The Takaichi government now faces a heated contest in the House of Councillors. It was able to secure an agreement with the Constitutional Democratic Party (CDP), still the largest opposition party in the upper house, to start budget deliberations on Monday, which will enable the budget committee to conduct three days of general deliberations (which requires the prime minister’s attendance) before Takaichi departs for her 19 March summit with US President Donald Trump. However, the ruling and opposition parties will have to resolve the question of how much time will be allotted to debate. Customarily, the upper house has spent less time than the lower house – usually 70% to 80% of the lower house’s total – but with the lower house spending only 59 hours deliberating (the shortest time under current procedures dating back to 2000), opposition parties are demanding at least sixty hours of debate. Of course, regardless of how much time is allotted, the government still needs to find additional votes to ensure that the budget can pass. By not ordering the preparation of a provisional budget – which would fill the gap from 1 April until the passage of a general budget – Takaichi is gambling that she can manage the upper house and secure passage by 31 March. But any delay, whether related to the summit, her health (she canceled some engagements Thursday, ostensibly due to a cold, though she was back to work Friday), could mean that the government has to scramble to draft a provisional budget to cover the gap.

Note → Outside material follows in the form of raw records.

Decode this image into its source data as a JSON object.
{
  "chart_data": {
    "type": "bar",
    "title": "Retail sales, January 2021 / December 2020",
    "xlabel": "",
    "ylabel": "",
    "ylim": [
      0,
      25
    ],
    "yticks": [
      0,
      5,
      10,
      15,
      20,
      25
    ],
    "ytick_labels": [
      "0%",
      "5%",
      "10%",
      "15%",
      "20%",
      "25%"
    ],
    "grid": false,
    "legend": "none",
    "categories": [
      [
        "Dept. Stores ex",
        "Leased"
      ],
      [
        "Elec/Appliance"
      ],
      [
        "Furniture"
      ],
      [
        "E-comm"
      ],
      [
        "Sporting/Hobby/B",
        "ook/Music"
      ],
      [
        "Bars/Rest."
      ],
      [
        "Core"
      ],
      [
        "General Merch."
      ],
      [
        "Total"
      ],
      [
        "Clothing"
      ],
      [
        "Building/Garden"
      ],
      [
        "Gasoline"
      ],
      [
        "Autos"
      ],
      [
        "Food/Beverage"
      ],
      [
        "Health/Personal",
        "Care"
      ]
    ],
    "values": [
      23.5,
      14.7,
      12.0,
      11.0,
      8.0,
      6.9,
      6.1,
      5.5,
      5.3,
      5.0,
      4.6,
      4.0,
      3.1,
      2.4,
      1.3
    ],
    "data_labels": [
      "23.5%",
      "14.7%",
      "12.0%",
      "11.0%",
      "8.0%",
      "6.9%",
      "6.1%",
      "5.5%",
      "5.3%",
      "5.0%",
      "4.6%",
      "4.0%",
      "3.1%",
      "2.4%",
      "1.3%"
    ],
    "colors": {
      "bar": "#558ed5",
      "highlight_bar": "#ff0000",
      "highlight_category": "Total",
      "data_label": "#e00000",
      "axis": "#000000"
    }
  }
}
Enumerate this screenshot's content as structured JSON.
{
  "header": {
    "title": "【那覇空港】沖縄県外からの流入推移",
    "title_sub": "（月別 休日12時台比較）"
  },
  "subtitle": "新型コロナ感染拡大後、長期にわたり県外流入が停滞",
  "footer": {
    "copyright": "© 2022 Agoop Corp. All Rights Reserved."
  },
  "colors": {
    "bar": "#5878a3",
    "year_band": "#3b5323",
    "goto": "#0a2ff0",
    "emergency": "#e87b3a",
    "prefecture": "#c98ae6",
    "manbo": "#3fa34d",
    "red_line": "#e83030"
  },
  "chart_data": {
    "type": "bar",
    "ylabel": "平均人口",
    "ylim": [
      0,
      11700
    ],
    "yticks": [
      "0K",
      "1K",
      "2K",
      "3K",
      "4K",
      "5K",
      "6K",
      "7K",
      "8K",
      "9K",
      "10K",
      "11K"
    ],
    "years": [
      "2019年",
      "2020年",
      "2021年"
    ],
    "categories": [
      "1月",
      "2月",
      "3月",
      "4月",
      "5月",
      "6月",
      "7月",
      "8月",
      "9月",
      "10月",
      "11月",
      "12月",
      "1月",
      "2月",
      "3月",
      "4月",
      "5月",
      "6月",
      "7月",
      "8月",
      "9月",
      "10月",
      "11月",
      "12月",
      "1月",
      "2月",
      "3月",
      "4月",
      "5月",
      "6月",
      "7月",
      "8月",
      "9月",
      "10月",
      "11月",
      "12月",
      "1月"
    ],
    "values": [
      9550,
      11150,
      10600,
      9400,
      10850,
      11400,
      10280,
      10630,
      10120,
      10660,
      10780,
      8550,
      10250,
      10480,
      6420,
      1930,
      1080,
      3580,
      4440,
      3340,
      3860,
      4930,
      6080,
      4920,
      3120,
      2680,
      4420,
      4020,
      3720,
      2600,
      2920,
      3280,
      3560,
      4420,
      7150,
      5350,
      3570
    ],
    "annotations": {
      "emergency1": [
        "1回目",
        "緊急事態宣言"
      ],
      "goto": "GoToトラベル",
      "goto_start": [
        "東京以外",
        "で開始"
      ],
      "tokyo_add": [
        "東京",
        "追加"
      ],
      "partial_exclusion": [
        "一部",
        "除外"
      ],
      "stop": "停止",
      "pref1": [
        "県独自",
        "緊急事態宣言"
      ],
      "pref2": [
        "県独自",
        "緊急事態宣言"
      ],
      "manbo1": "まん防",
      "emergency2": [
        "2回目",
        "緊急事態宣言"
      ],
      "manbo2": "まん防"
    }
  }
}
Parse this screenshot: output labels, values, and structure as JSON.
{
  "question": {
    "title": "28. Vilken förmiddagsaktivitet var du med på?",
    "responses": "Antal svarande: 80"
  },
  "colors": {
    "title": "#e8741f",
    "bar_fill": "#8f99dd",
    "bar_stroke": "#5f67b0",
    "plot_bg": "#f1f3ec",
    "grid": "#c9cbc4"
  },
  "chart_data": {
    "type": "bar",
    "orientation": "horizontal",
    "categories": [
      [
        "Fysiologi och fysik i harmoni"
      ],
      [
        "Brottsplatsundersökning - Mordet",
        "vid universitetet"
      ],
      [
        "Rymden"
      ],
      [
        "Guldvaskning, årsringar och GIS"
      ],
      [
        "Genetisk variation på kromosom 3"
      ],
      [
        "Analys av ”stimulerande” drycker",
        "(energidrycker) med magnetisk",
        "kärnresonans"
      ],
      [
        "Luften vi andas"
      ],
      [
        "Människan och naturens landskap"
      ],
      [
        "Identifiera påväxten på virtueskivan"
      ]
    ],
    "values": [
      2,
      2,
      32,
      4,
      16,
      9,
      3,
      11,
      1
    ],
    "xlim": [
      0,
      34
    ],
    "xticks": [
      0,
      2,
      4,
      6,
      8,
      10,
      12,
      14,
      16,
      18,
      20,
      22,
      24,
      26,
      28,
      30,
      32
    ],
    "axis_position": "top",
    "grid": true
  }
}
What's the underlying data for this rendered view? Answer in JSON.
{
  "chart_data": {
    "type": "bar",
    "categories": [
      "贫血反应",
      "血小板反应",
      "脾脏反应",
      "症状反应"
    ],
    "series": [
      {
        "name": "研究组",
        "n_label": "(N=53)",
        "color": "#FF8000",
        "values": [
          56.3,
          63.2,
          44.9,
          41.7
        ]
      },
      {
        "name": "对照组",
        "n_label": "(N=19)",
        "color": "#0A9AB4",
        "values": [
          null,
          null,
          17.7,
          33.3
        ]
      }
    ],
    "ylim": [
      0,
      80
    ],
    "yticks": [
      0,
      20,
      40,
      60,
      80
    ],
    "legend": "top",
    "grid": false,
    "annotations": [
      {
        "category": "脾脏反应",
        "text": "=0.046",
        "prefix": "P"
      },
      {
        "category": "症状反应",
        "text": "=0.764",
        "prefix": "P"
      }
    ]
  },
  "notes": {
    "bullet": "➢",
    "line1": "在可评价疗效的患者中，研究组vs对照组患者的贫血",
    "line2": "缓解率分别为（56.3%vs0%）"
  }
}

At this point, the stakes of the upper house budget debate are mainly political. As the constitution mandates, the lower house has fiscal primacy; the budget passed by the lower house will automatically take effect on 11 April even if the upper house does not vote. Assuming that the upper house acts on the debt issuance bill – also passed by the lower house Friday and which must be passed by the new fiscal year – the direct market implications of the legislative friction will be limited (and precisely for this reason opposition parties may be wary of holding up on the bond bill). Nevertheless, if the opposition parties are able to delay the upper house’s vote until April, it would be a blow to Takaichi, not least because it would encourage more vocal dissent from within the LDP. Many LDP lawmakers warned of the risks of moving too quickly to pass the budget after the delay caused by the general election, but they were pressured into silence by the prime minister’s post-election strength. Those voices will likely be louder in warning of the dangers of Takaichi’s tendencies to not take advice from others and disregard parliamentary norms. It could also further the slide in her approval ratings. Finally, the bitterness between the ruling and opposition parties following the budget blitz in the lower house could weigh on the legislative process as the government begins pursuing its agenda, starting with an intelligence reform bill approved by the cabinet Friday. Her parliamentary victory Friday could ultimately come at a steep price for her authority.